In Wheelwright Trucking, the state court, unlike this court, was not confronted with underlying factual disputes. The state court did not resolve facts on summary judgment as Munich is asking this court to do.
Meanwhile, a comparison between the instant case and Sepco is inapposite. There the state trial court "administratively" fashioned a "pro rata scheme," but, in discussing--and, in particular, reviewing the trial court's application of--that scheme, the Alabama Supreme Court carefully noted that, "This administrative arrangement is not challenged on this appeal." 918 F.2d at 922. Munich's contention that this court has the authority to fashion and apply such a scheme finds no support in the Alabama Supreme Court's decision in Sepco. Moreover, Sepco involved factually and legally complex asbestos litigation, with insurance policy language (including definitions of such terms as "occurrence" and "injury") and court-recognized theories (such as "injurious exposure") not applicable here. The Sepco case and the instant case are apples-to-oranges in many crucial respects. In short, the Sepco case in no way supports some broad notion that this court has some independent authority to do what the parties should have done when they drafted their treaties: develop and apply a scheme to address the circumstances presented here. Moreover, even if this court had such authority, Sepco does not support the conclusion that this court should develop and apply a pro rata solution in a way such that Munich should prevail as a matter of law based on the facts presented.
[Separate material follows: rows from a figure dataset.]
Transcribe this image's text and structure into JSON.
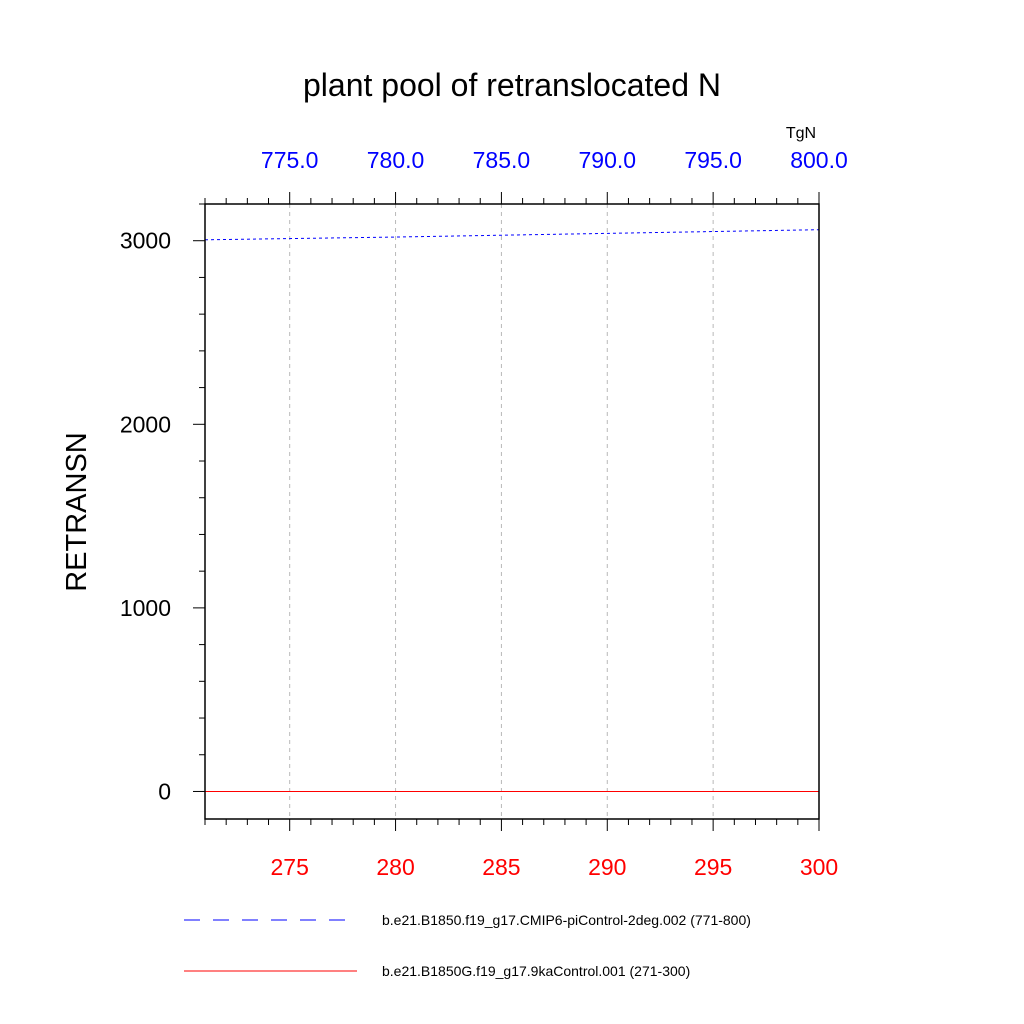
{
  "chart_data": {
    "type": "line",
    "title": "plant pool of retranslocated N",
    "ylabel": "RETRANSN",
    "top_axis_unit": "TgN",
    "ylim": [
      -150,
      3200
    ],
    "yticks": [
      0,
      1000,
      2000,
      3000
    ],
    "ytick_labels": [
      "0",
      "1000",
      "2000",
      "3000"
    ],
    "x_bottom": {
      "range": [
        271,
        300
      ],
      "ticks": [
        275,
        280,
        285,
        290,
        295,
        300
      ],
      "tick_labels": [
        "275",
        "280",
        "285",
        "290",
        "295",
        "300"
      ],
      "color": "#ff0000"
    },
    "x_top": {
      "range": [
        771,
        800
      ],
      "ticks": [
        775,
        780,
        785,
        790,
        795,
        800
      ],
      "tick_labels": [
        "775.0",
        "780.0",
        "785.0",
        "790.0",
        "795.0",
        "800.0"
      ],
      "color": "#0000ff"
    },
    "grid": "vertical dashed at major x ticks",
    "series": [
      {
        "name": "b.e21.B1850.f19_g17.CMIP6-piControl-2deg.002 (771-800)",
        "axis": "top",
        "color": "#0000ff",
        "style": "dashed",
        "x": [
          771,
          780,
          790,
          800
        ],
        "y": [
          3005,
          3020,
          3040,
          3060
        ]
      },
      {
        "name": "b.e21.B1850G.f19_g17.9kaControl.001 (271-300)",
        "axis": "bottom",
        "color": "#ff0000",
        "style": "solid",
        "x": [
          271,
          280,
          290,
          300
        ],
        "y": [
          0,
          0,
          0,
          0
        ]
      }
    ],
    "legend": "bottom"
  }
}
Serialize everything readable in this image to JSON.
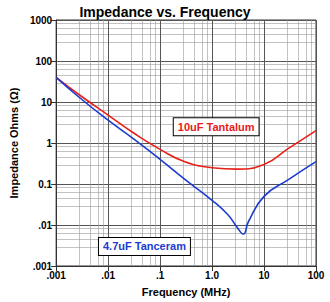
{
  "chart_data": {
    "type": "line",
    "title": "Impedance vs. Frequency",
    "x_label": "Frequency (MHz)",
    "y_label": "Impedance Ohms (Ω)",
    "log": true,
    "grid": true,
    "xlim": [
      0.001,
      100
    ],
    "ylim": [
      0.001,
      1000
    ],
    "xticks": [
      {
        "value": 0.001,
        "label": ".001"
      },
      {
        "value": 0.01,
        "label": ".01"
      },
      {
        "value": 0.1,
        "label": ".1"
      },
      {
        "value": 1,
        "label": "1.0"
      },
      10,
      100
    ],
    "yticks": [
      {
        "value": 0.001,
        "label": ".001"
      },
      {
        "value": 0.01,
        "label": ".01"
      },
      0.1,
      1,
      10,
      100,
      1000
    ],
    "series": [
      {
        "color": "#e8201a",
        "x": [
          0.001,
          0.003,
          0.01,
          0.03,
          0.1,
          0.3,
          1,
          3,
          10,
          30,
          100
        ],
        "values": [
          40,
          14,
          4.8,
          1.8,
          0.7,
          0.35,
          0.25,
          0.23,
          0.3,
          0.75,
          2
        ]
      },
      {
        "color": "#1a3cd0",
        "x": [
          0.001,
          0.003,
          0.01,
          0.03,
          0.1,
          0.3,
          1,
          2,
          3,
          4,
          5,
          10,
          30,
          100
        ],
        "values": [
          40,
          12,
          3.6,
          1.3,
          0.4,
          0.13,
          0.04,
          0.018,
          0.009,
          0.006,
          0.012,
          0.05,
          0.13,
          0.35
        ]
      }
    ],
    "annotations": [
      {
        "text": "10uF Tantalum",
        "x": 1.2,
        "y": 2.5,
        "color": "#e8201a"
      },
      {
        "text": "4.7uF Tanceram",
        "x": 0.05,
        "y": 0.003,
        "color": "#1a3cd0"
      }
    ]
  }
}
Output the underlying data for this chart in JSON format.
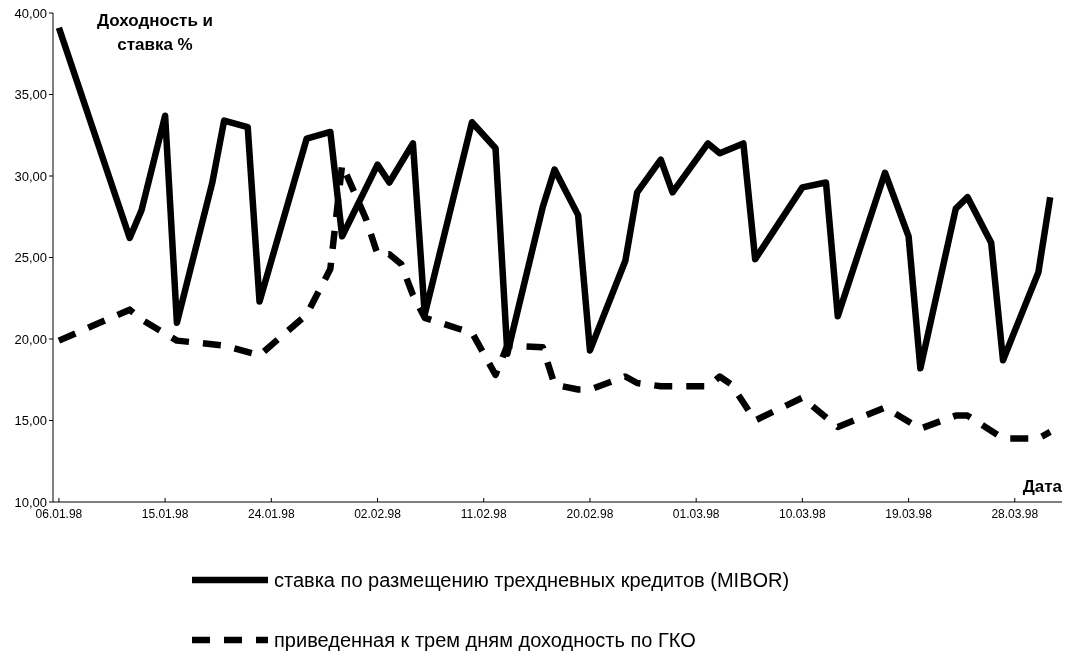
{
  "chart_data": {
    "type": "line",
    "ylabel": "Доходность и ставка %",
    "xlabel": "Дата",
    "xlim": [
      "1998-01-05T12:00",
      "1998-04-01T00:00"
    ],
    "xticks": [
      {
        "value": "1998-01-06",
        "label": "06.01.98"
      },
      {
        "value": "1998-01-15",
        "label": "15.01.98"
      },
      {
        "value": "1998-01-24",
        "label": "24.01.98"
      },
      {
        "value": "1998-02-02",
        "label": "02.02.98"
      },
      {
        "value": "1998-02-11",
        "label": "11.02.98"
      },
      {
        "value": "1998-02-20",
        "label": "20.02.98"
      },
      {
        "value": "1998-03-01",
        "label": "01.03.98"
      },
      {
        "value": "1998-03-10",
        "label": "10.03.98"
      },
      {
        "value": "1998-03-19",
        "label": "19.03.98"
      },
      {
        "value": "1998-03-28",
        "label": "28.03.98"
      }
    ],
    "ylim": [
      10,
      40
    ],
    "yticks": [
      {
        "value": 10,
        "label": "10,00"
      },
      {
        "value": 15,
        "label": "15,00"
      },
      {
        "value": 20,
        "label": "20,00"
      },
      {
        "value": 25,
        "label": "25,00"
      },
      {
        "value": 30,
        "label": "30,00"
      },
      {
        "value": 35,
        "label": "35,00"
      },
      {
        "value": 40,
        "label": "40,00"
      }
    ],
    "grid": false,
    "legend": "bottom",
    "series": [
      {
        "name": "ставка по размещению трехдневных кредитов (MIBOR)",
        "color": "#000000",
        "line_style": "solid",
        "x": [
          "1998-01-06",
          "1998-01-12",
          "1998-01-13",
          "1998-01-15",
          "1998-01-16",
          "1998-01-19",
          "1998-01-20",
          "1998-01-22",
          "1998-01-23",
          "1998-01-27",
          "1998-01-29",
          "1998-01-30",
          "1998-02-02",
          "1998-02-03",
          "1998-02-05",
          "1998-02-06",
          "1998-02-10",
          "1998-02-12",
          "1998-02-13",
          "1998-02-16",
          "1998-02-17",
          "1998-02-19",
          "1998-02-20",
          "1998-02-23",
          "1998-02-24",
          "1998-02-26",
          "1998-02-27",
          "1998-03-02",
          "1998-03-03",
          "1998-03-05",
          "1998-03-06",
          "1998-03-10",
          "1998-03-12",
          "1998-03-13",
          "1998-03-17",
          "1998-03-19",
          "1998-03-20",
          "1998-03-23",
          "1998-03-24",
          "1998-03-26",
          "1998-03-27",
          "1998-03-30",
          "1998-03-31"
        ],
        "values": [
          39.1,
          26.2,
          27.9,
          33.7,
          21.0,
          29.6,
          33.4,
          33.0,
          22.3,
          32.3,
          32.7,
          26.3,
          30.7,
          29.6,
          32.0,
          21.5,
          33.3,
          31.7,
          19.1,
          28.1,
          30.4,
          27.6,
          19.3,
          24.8,
          29.0,
          31.0,
          29.0,
          32.0,
          31.4,
          32.0,
          24.9,
          29.3,
          29.6,
          21.4,
          30.2,
          26.3,
          18.2,
          28.0,
          28.7,
          25.9,
          18.7,
          24.1,
          28.7
        ]
      },
      {
        "name": "приведенная к трем дням доходность по ГКО",
        "color": "#000000",
        "line_style": "dashed",
        "x": [
          "1998-01-06",
          "1998-01-12",
          "1998-01-13",
          "1998-01-16",
          "1998-01-20",
          "1998-01-23",
          "1998-01-27",
          "1998-01-29",
          "1998-01-30",
          "1998-02-01",
          "1998-02-02",
          "1998-02-03",
          "1998-02-04",
          "1998-02-05",
          "1998-02-06",
          "1998-02-09",
          "1998-02-10",
          "1998-02-12",
          "1998-02-13",
          "1998-02-16",
          "1998-02-17",
          "1998-02-19",
          "1998-02-20",
          "1998-02-23",
          "1998-02-24",
          "1998-02-26",
          "1998-02-27",
          "1998-03-02",
          "1998-03-03",
          "1998-03-04",
          "1998-03-06",
          "1998-03-10",
          "1998-03-13",
          "1998-03-17",
          "1998-03-20",
          "1998-03-23",
          "1998-03-24",
          "1998-03-27",
          "1998-03-30",
          "1998-03-31"
        ],
        "values": [
          19.9,
          21.8,
          21.2,
          19.9,
          19.6,
          19.0,
          21.5,
          24.3,
          30.7,
          27.4,
          25.2,
          25.2,
          24.6,
          22.7,
          21.3,
          20.6,
          20.4,
          17.8,
          19.6,
          19.5,
          17.2,
          16.9,
          16.9,
          17.7,
          17.3,
          17.1,
          17.1,
          17.1,
          17.7,
          17.2,
          15.0,
          16.4,
          14.6,
          15.8,
          14.5,
          15.3,
          15.3,
          13.9,
          13.9,
          14.3
        ]
      }
    ]
  }
}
Viewing the admissible evidence in the light most favorable to AMIC, the court holds that the underlying complaint and settlement between the Hanceville Board and the Mud Creek plaintiffs, both vaguely written, could be reasonably interpreted as focusing on the 2008 sewage flood; or on the sewage flood and all subsequent damage; or on all of the damage the Mud Creek plaintiffs described in their depositions, beginning as early as 2005. The facts are in dispute. In turn, whether one or two or several occurrences, and thus whether one or two or several $ 350,000 retentions, are in play is in dispute.
Because whether the settlement of the Mud Creek lawsuit addressed only damages occurring in 2008 is in dispute and because the treaty between AMIC and Munich contains no clauses with regard to the settlement allocation process, the court finds that there is a genuine dispute of material fact in the Hanceville claim. As a result, summary judgment is not appropriate. Munich's motion for summary judgment should be denied, and this case should proceed to jury trial on the Hanceville claim.
***
However, because there are other claims and counterclaims between the parties to be resolved, the court will not yet enter a summary-judgment order with regard to AMIC's Hanceville claim. Instead, after the other claims and counterclaims are resolved, the court will meet with counsel for the parties to discuss what the next steps should be on the Hanceville claim.
DONE, this the 26th day of April, 2023.